Welche Nachricht ist an das Standesamt der Geburt oder des Sterbefalls zu senden, wenn sich das Ereignis auf der Fahrt in einem Fahrzeug ereignete?

Geburten und Sterbefälle, die sich auf der Fahrt in einem Fahrzeug ereigneten, werden in dem Standesamt beurkundet, in dessen Bezirk die Mutter oder die verstorbene Person aus dem Fahrzeug gebracht wurden.

Dieses Standesamt teilt dem Standesamt, in dessen Bezirk sich der Personenstandsfall ereignet hat, die Beurkundung formlos mit, denn die Personenstandsverordnung sieht dafür keine spezielle Mitteilung vor und auch keine Regelung, wie mit der Mitteilung zu verfahren wäre. Es liegt demnach im Ermessen des Empfängers, wie er organisatorisch mit der Information umgeht, um bei einer späteren Anfrage, zum Beispiel auf Ausstellung einer Urkunde, auf das den Eintrag führende Standesamt verweisen zu können.

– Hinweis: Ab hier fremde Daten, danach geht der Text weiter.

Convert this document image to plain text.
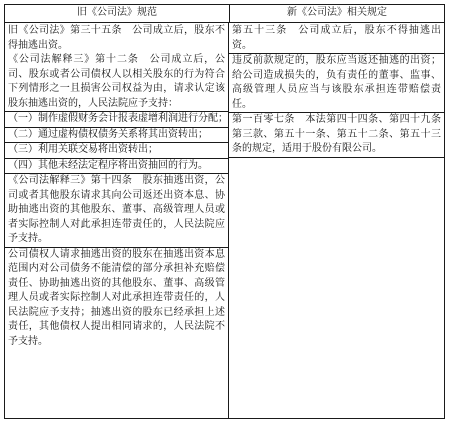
旧《公司法》规范	新《公司法》相关规定

旧《公司法》第三十五条　公司成立后，股东不得抽逃出资。

《公司法解释三》第十二条　公司成立后，公司、股东或者公司债权人以相关股东的行为符合下列情形之一且损害公司权益为由，请求认定该股东抽逃出资的，人民法院应予支持：

（一）制作虚假财务会计报表虚增利润进行分配；
（二）通过虚构债权债务关系将其出资转出；
（三）利用关联交易将出资转出；
（四）其他未经法定程序将出资抽回的行为。

《公司法解释三》第十四条　股东抽逃出资，公司或者其他股东请求其向公司返还出资本息、协助抽逃出资的其他股东、董事、高级管理人员或者实际控制人对此承担连带责任的，人民法院应予支持。

公司债权人请求抽逃出资的股东在抽逃出资本息范围内对公司债务不能清偿的部分承担补充赔偿责任、协助抽逃出资的其他股东、董事、高级管理人员或者实际控制人对此承担连带责任的，人民法院应予支持；抽逃出资的股东已经承担上述责任，其他债权人提出相同请求的，人民法院不予支持。

第五十三条　公司成立后，股东不得抽逃出资。

违反前款规定的，股东应当返还抽逃的出资；给公司造成损失的，负有责任的董事、监事、高级管理人员应当与该股东承担连带赔偿责任。

第一百零七条　本法第四十四条、第四十九条第三款、第五十一条、第五十二条、第五十三条的规定，适用于股份有限公司。
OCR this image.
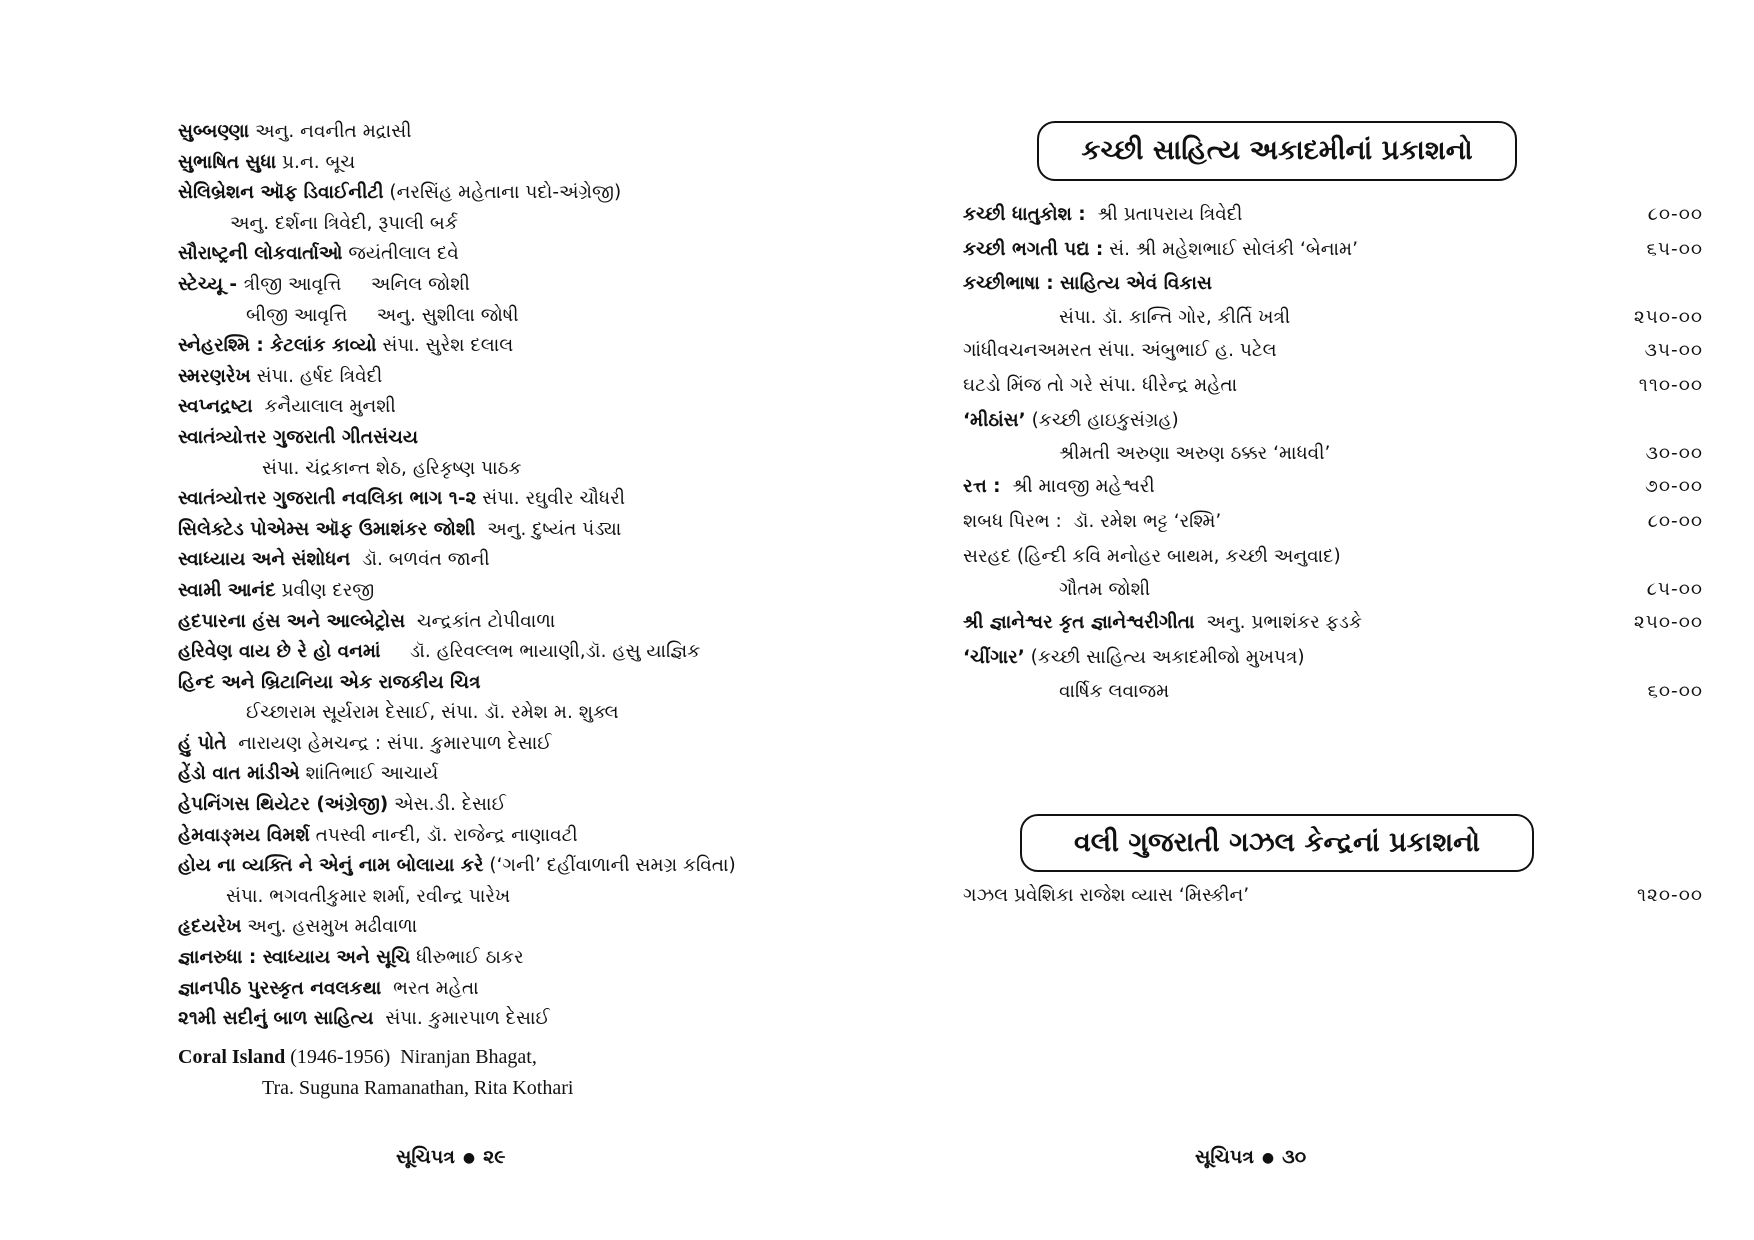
સુબ્બણ્ણા અનુ. નવનીત મદ્રાસી
સુભાષિત સુધા પ્ર.ન. બૂચ
સેલિબ્રેશન ઑફ ડિવાઈનીટી (નરસિંહ મહેતાના પદો-અંગ્રેજી)
અનુ. દર્શના ત્રિવેદી, રૂપાલી બર્ક
સૌરાષ્ટ્રની લોકવાર્તાઓ જયંતીલાલ દવે
સ્ટેચ્યૂ - ત્રીજી આવૃત્તિ     અનિલ જોશી
બીજી આવૃત્તિ     અનુ. સુશીલા જોષી
સ્નેહરશ્મિ : કેટલાંક કાવ્યો સંપા. સુરેશ દલાલ
સ્મરણરેખ સંપા. હર્ષદ ત્રિવેદી
સ્વપ્નદ્રષ્ટા  કનૈયાલાલ મુનશી
સ્વાતંત્ર્યોત્તર ગુજરાતી ગીતસંચય
સંપા. ચંદ્રકાન્ત શેઠ, હરિકૃષ્ણ પાઠક
સ્વાતંત્ર્યોત્તર ગુજરાતી નવલિકા ભાગ ૧-૨ સંપા. રઘુવીર ચૌધરી
સિલેક્ટેડ પોએમ્સ ઑફ ઉમાશંકર જોશી  અનુ. દુષ્યંત પંડ્યા
સ્વાધ્યાય અને સંશોધન  ડૉ. બળવંત જાની
સ્વામી આનંદ પ્રવીણ દરજી
હદપારના હંસ અને આલ્બેટ્રોસ  ચન્દ્રકાંત ટોપીવાળા
હરિવેણ વાય છે રે હો વનમાં     ડૉ. હરિવલ્લભ ભાયાણી,ડૉ. હસુ યાજ્ઞિક
હિન્દ અને બ્રિટાનિયા એક રાજકીય ચિત્ર
ઈચ્છારામ સૂર્યરામ દેસાઈ, સંપા. ડૉ. રમેશ મ. શુક્લ
હું પોતે  નારાયણ હેમચન્દ્ર : સંપા. કુમારપાળ દેસાઈ
હેંડો વાત માંડીએ શાંતિભાઈ આચાર્ય
હેપનિંગસ થિયેટર (અંગ્રેજી) એસ.ડી. દેસાઈ
હેમવાઙ્મય વિમર્શ તપસ્વી નાન્દી, ડૉ. રાજેન્દ્ર નાણાવટી
હોય ના વ્યક્તિ ને એનું નામ બોલાયા કરે (‘ગની’ દહીંવાળાની સમગ્ર કવિતા)
સંપા. ભગવતીકુમાર શર્મા, રવીન્દ્ર પારેખ
હૃદયરેખ અનુ. હસમુખ મઢીવાળા
જ્ઞાનરુધા : સ્વાધ્યાય અને સૂચિ ધીરુભાઈ ઠાકર
જ્ઞાનપીઠ પુરસ્કૃત નવલકથા  ભરત મહેતા
૨૧મી સદીનું બાળ સાહિત્ય  સંપા. કુમારપાળ દેસાઈ
Coral Island (1946-1956)  Niranjan Bhagat,
Tra. Suguna Ramanathan, Rita Kothari
સૂચિપત્ર ● ૨૯
કચ્છી સાહિત્ય અકાદમીનાં પ્રકાશનો
કચ્છી ધાતુકોશ :  શ્રી પ્રતાપરાય ત્રિવેદી	૮૦-૦૦
કચ્છી ભગતી પદ્ય : સં. શ્રી મહેશભાઈ સોલંકી ‘બેનામ’	૬૫-૦૦
કચ્છીભાષા : સાહિત્ય એવં વિકાસ
સંપા. ડૉ. કાન્તિ ગોર, કીર્તિ ખત્રી	૨૫૦-૦૦
ગાંધીવચનઅમરત સંપા. અંબુભાઈ હ. પટેલ	૩૫-૦૦
ઘટડો મિંજ તો ગરે સંપા. ધીરેન્દ્ર મહેતા	૧૧૦-૦૦
‘મીઠાંસ’ (કચ્છી હાઇકુસંગ્રહ)
શ્રીમતી અરુણા અરુણ ઠક્કર ‘માધવી’	૩૦-૦૦
રત્ત :  શ્રી માવજી મહેશ્વરી	૭૦-૦૦
શબધ પિરભ :  ડૉ. રમેશ ભટ્ટ ‘રશ્મિ’	૮૦-૦૦
સરહદ (હિન્દી કવિ મનોહર બાથમ, કચ્છી અનુવાદ)
ગૌતમ જોશી	૮૫-૦૦
શ્રી જ્ઞાનેશ્વર કૃત જ્ઞાનેશ્વરીગીતા  અનુ. પ્રભાશંકર ફડકે	૨૫૦-૦૦
‘ચીંગાર’ (કચ્છી સાહિત્ય અકાદમીજો મુખપત્ર)
વાર્ષિક લવાજમ	૬૦-૦૦
વલી ગુજરાતી ગઝલ કેન્દ્રનાં પ્રકાશનો
ગઝલ પ્રવેશિકા રાજેશ વ્યાસ ‘મિસ્કીન’	૧૨૦-૦૦
સૂચિપત્ર ● ૩૦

Immer wieder zur Diskussion steht eine Referenzbeurkundung im Standesamt des Ereignisses, mit einem Hinweis auf die tatsächliche Beurkundung. Damit könnten Anfragen beim Ereignisstandesamt an das den Eintrag führende Standesamt verwiesen werden.

In Erwartung einer späteren Regelung zur Errichtung von Referenzeinträgen wurde als Übergangslösung im Fachverfahren das Hilfskonstrukt der referenzierten Standesämter eingeführt. Mit diesem komplexen Verfahren kann zwar auch heute noch die Tabelle der verwalteten Standesämter um fiktive Standesämter erweitert werden. Mit AutiSta 12 wird diese Speicherung von Daten außerhalb des Registers jedoch eingestellt. Damit kann auf die bisher dort eingetragenen Referenzstandesämter nicht mehr zugegriffen werden.